A wave of change is sweeping across Europe as cities confront the harsh realities of overtourism. Once-welcomed visitors are now straining infrastructure, driving up costs for locals, and threatening the very character of beloved destinations.
Athens, Greece, a city steeped in history and vibrant culture, is at a critical juncture. Soaring housing costs, fueled by the influx of tourists, have prompted officials to consider drastic measures to regain control.
Mayor Haris Doukas is contemplating a cap on new hotel construction, a bold step to assess the city’s capacity. He openly stated the need to determine how much more tourism Athens can sustainably absorb, and where new development should – or shouldn’t – occur.
The mayor’s concern is clear: Athens wants to avoid the fate of Barcelona, a city often cited as a cautionary tale of overtourism’s negative consequences. He emphasized the existence of already saturated areas unable to accommodate further expansion, regardless of accommodation type.
Restrictions are already in place in central districts like Koukaki, Plaka, and Kolonaki, where new Airbnb-style licenses have been frozen. Authorities are actively inspecting existing properties to ensure compliance with newly established legal standards.
Property owners face substantial fines beginning in October 2025 for non-compliance, a measure intended to enforce regulations. Travelers may inadvertently feel the impact if their bookings are deemed illegal due to these inspections.
New rules dictate that rental properties must meet basic standards of habitability, including natural light, ventilation, and air conditioning, effectively prohibiting the use of basements as rentals. The goal, according to Tourism Minister Olga Kefalogianni, is sustainable, high-quality tourism, not simply chasing record numbers.
Even access to the iconic Acropolis is now carefully managed, with a daily limit of 20,000 visitors enforced through a timed-entry system. This ensures a more manageable experience for both tourists and the preservation of the ancient site.
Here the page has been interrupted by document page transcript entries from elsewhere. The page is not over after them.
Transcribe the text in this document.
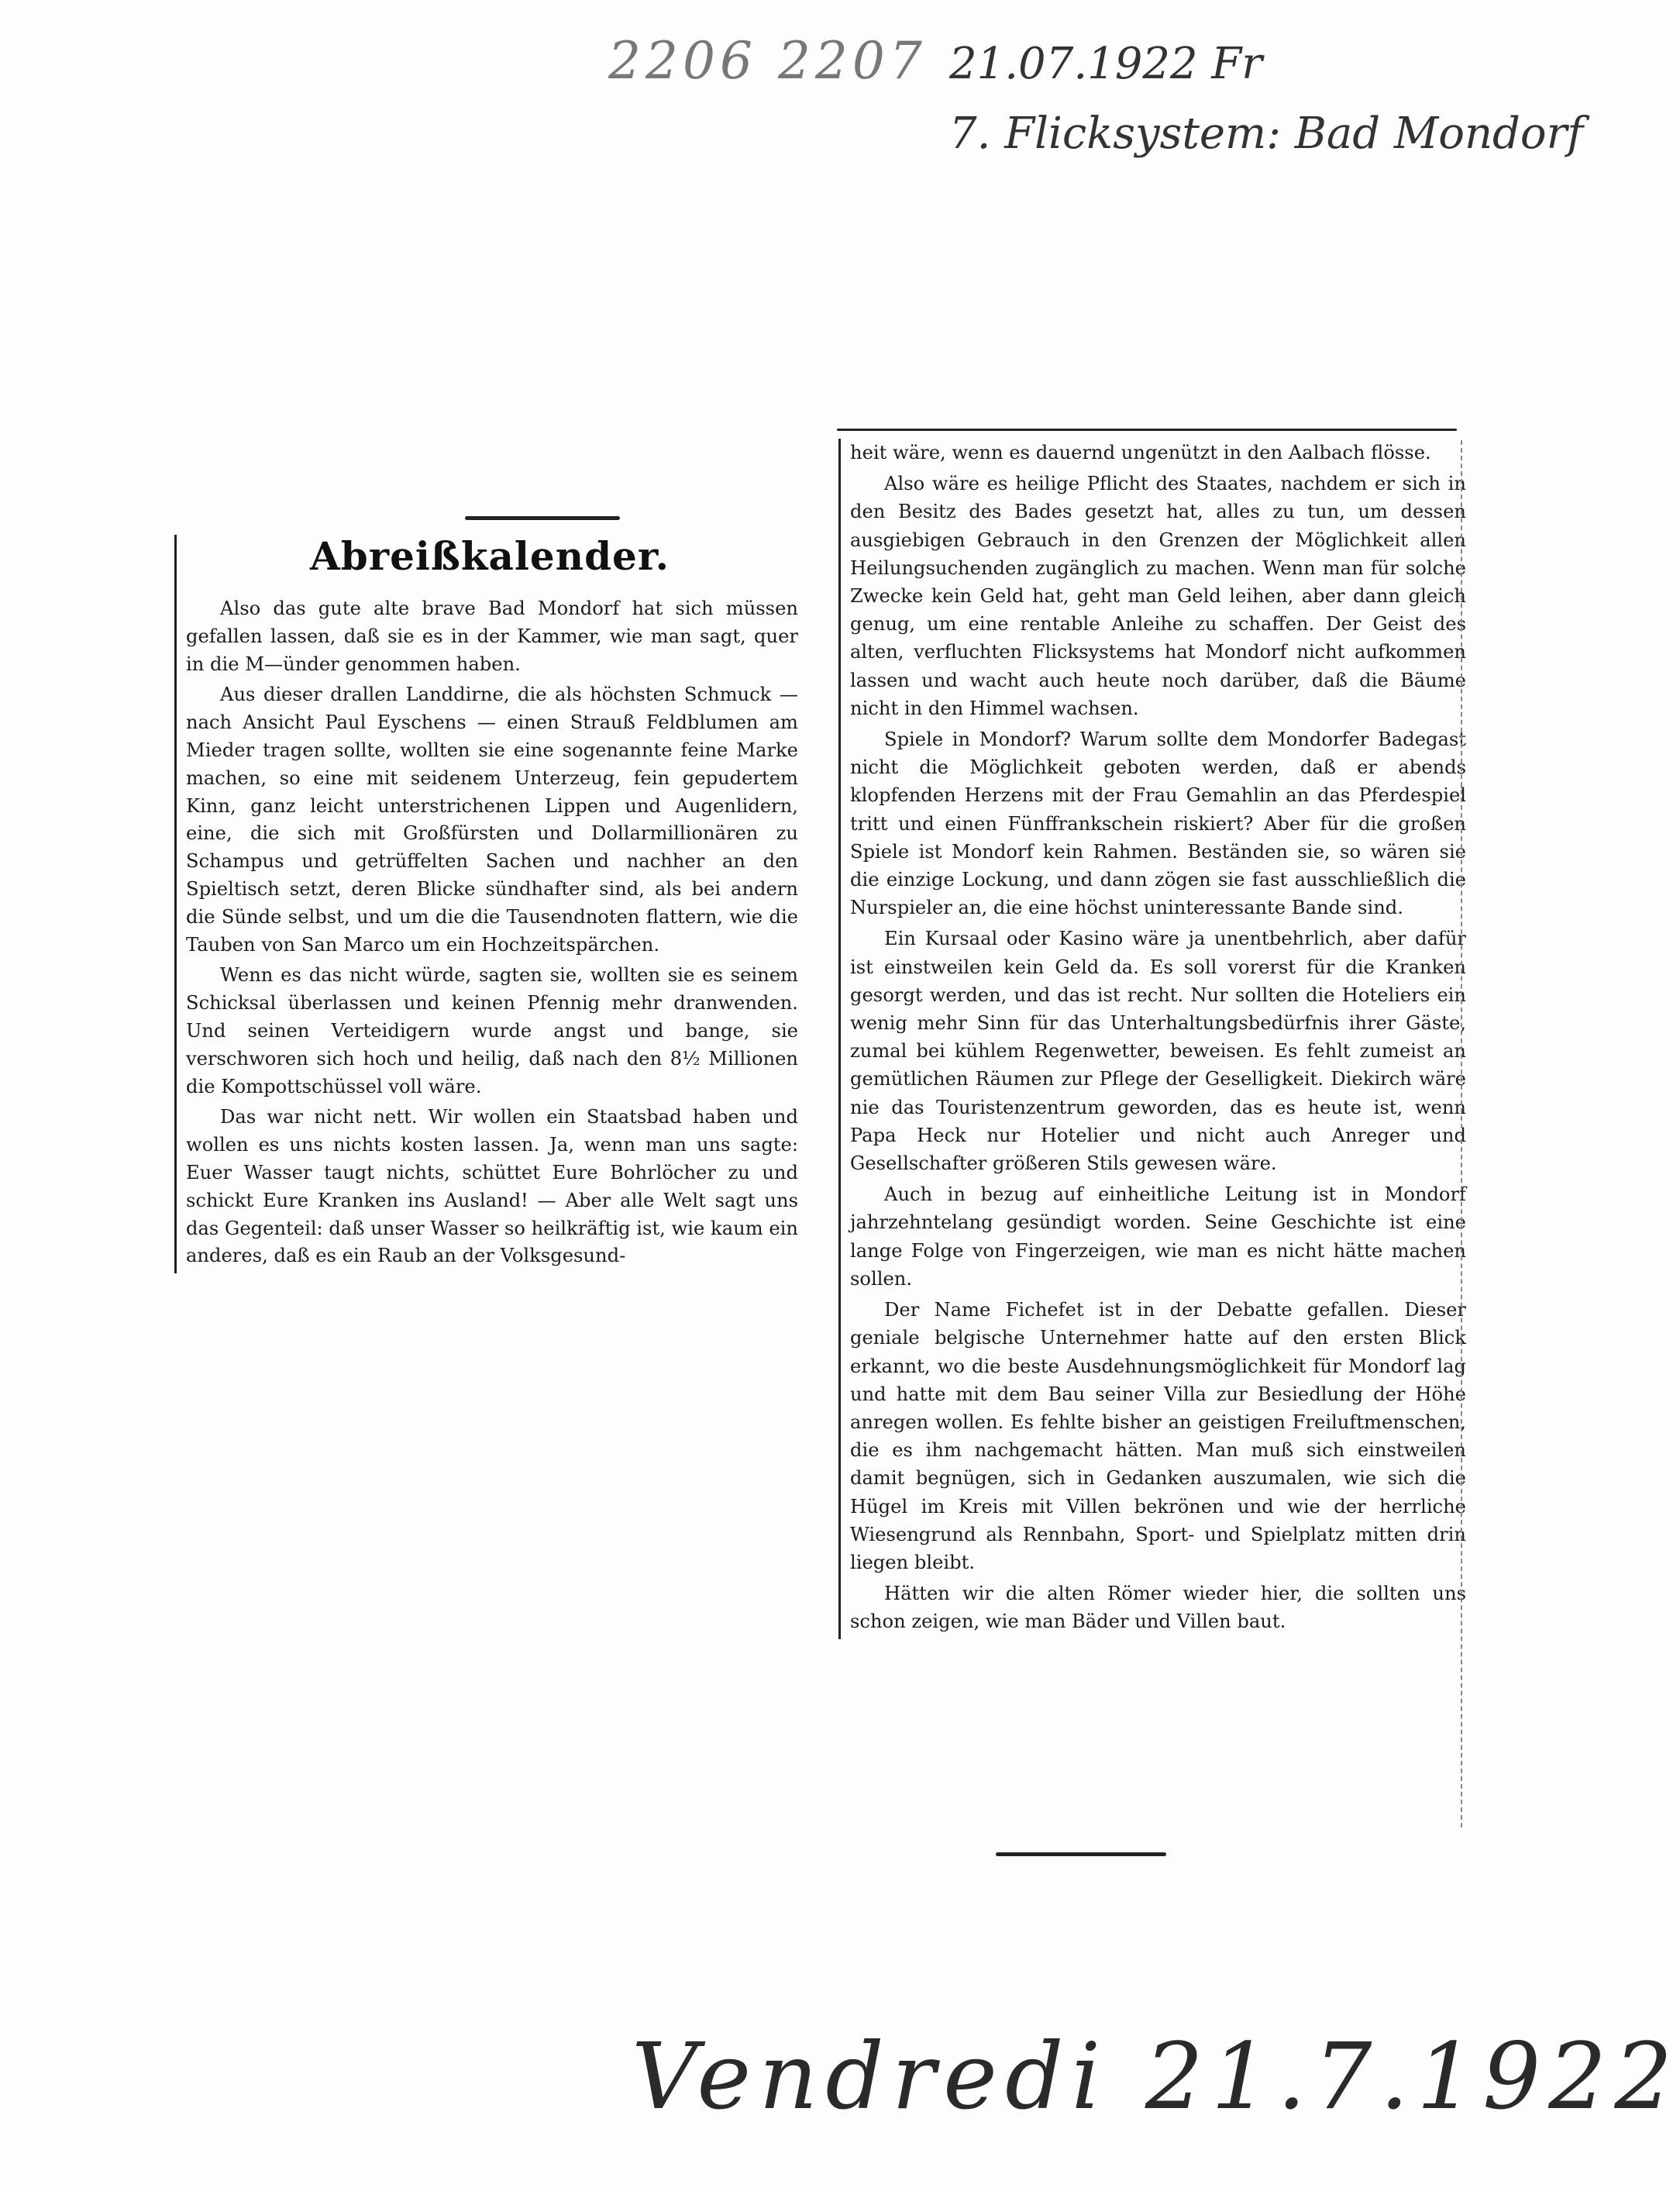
2206 2207 21.07.1922 Fr

7. Flicksystem: Bad Mondorf

Abreißkalender.

Also das gute alte brave Bad Mondorf hat sich müssen gefallen lassen, daß sie es in der Kammer, wie man sagt, quer in die M—ünder genommen haben.

Aus dieser drallen Landdirne, die als höchsten Schmuck — nach Ansicht Paul Eyschens — einen Strauß Feldblumen am Mieder tragen sollte, wollten sie eine sogenannte feine Marke machen, so eine mit seidenem Unterzeug, fein gepudertem Kinn, ganz leicht unterstrichenen Lippen und Augenlidern, eine, die sich mit Großfürsten und Dollarmillionären zu Schampus und getrüffelten Sachen und nachher an den Spieltisch setzt, deren Blicke sündhafter sind, als bei andern die Sünde selbst, und um die die Tausendnoten flattern, wie die Tauben von San Marco um ein Hochzeitspärchen.

Wenn es das nicht würde, sagten sie, wollten sie es seinem Schicksal überlassen und keinen Pfennig mehr dranwenden. Und seinen Verteidigern wurde angst und bange, sie verschworen sich hoch und heilig, daß nach den 8½ Millionen die Kompottschüssel voll wäre.

Das war nicht nett. Wir wollen ein Staatsbad haben und wollen es uns nichts kosten lassen. Ja, wenn man uns sagte: Euer Wasser taugt nichts, schüttet Eure Bohrlöcher zu und schickt Eure Kranken ins Ausland! — Aber alle Welt sagt uns das Gegenteil: daß unser Wasser so heilkräftig ist, wie kaum ein anderes, daß es ein Raub an der Volksgesund-

heit wäre, wenn es dauernd ungenützt in den Aalbach flösse.

Also wäre es heilige Pflicht des Staates, nachdem er sich in den Besitz des Bades gesetzt hat, alles zu tun, um dessen ausgiebigen Gebrauch in den Grenzen der Möglichkeit allen Heilungsuchenden zugänglich zu machen. Wenn man für solche Zwecke kein Geld hat, geht man Geld leihen, aber dann gleich genug, um eine rentable Anleihe zu schaffen. Der Geist des alten, verfluchten Flicksystems hat Mondorf nicht aufkommen lassen und wacht auch heute noch darüber, daß die Bäume nicht in den Himmel wachsen.

Spiele in Mondorf? Warum sollte dem Mondorfer Badegast nicht die Möglichkeit geboten werden, daß er abends klopfenden Herzens mit der Frau Gemahlin an das Pferdespiel tritt und einen Fünffrankschein riskiert? Aber für die großen Spiele ist Mondorf kein Rahmen. Beständen sie, so wären sie die einzige Lockung, und dann zögen sie fast ausschließlich die Nurspieler an, die eine höchst uninteressante Bande sind.

Ein Kursaal oder Kasino wäre ja unentbehrlich, aber dafür ist einstweilen kein Geld da. Es soll vorerst für die Kranken gesorgt werden, und das ist recht. Nur sollten die Hoteliers ein wenig mehr Sinn für das Unterhaltungsbedürfnis ihrer Gäste, zumal bei kühlem Regenwetter, beweisen. Es fehlt zumeist an gemütlichen Räumen zur Pflege der Geselligkeit. Diekirch wäre nie das Touristenzentrum geworden, das es heute ist, wenn Papa Heck nur Hotelier und nicht auch Anreger und Gesellschafter größeren Stils gewesen wäre.

Auch in bezug auf einheitliche Leitung ist in Mondorf jahrzehntelang gesündigt worden. Seine Geschichte ist eine lange Folge von Fingerzeigen, wie man es nicht hätte machen sollen.

Der Name Fichefet ist in der Debatte gefallen. Dieser geniale belgische Unternehmer hatte auf den ersten Blick erkannt, wo die beste Ausdehnungsmöglichkeit für Mondorf lag und hatte mit dem Bau seiner Villa zur Besiedlung der Höhe anregen wollen. Es fehlte bisher an geistigen Freiluftmenschen, die es ihm nachgemacht hätten. Man muß sich einstweilen damit begnügen, sich in Gedanken auszumalen, wie sich die Hügel im Kreis mit Villen bekrönen und wie der herrliche Wiesengrund als Rennbahn, Sport- und Spielplatz mitten drin liegen bleibt.

Hätten wir die alten Römer wieder hier, die sollten uns schon zeigen, wie man Bäder und Villen baut.

Vendredi 21.7.1922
However, these policies haven’t been without resistance. Airbnb owners have threatened to withdraw their properties from the market in protest, fearing the impact on their livelihoods.
Early indicators suggest the measures are beginning to work, with a slight decrease in short-term rental listings observed in Athens. The changes are already reshaping the landscape of available accommodations.
Property managers express concern that the new taxes and regulations are creating an uneven playing field, making Greece less competitive compared to neighboring countries. They advocate for reasonable regulations, but believe the current proposals are overly restrictive.
Vacation rentals have undeniably contributed to Greece’s tourism boom, but this growth has come at a cost, exacerbating rental prices and straining the budgets of local residents. The balance between economic benefit and community well-being is proving delicate.
Despite the challenges, 2025 was a record-breaking year for Greek tourism, with nearly 38 million international arrivals. This surge in visitors underscores the urgency of finding sustainable solutions.
Mayor Doukas believes the answers aren’t necessarily new, but rather lie in adapting proven strategies from other cities. He’s focused on envisioning Athens’ future – what the city wants to be in the next decade and beyond.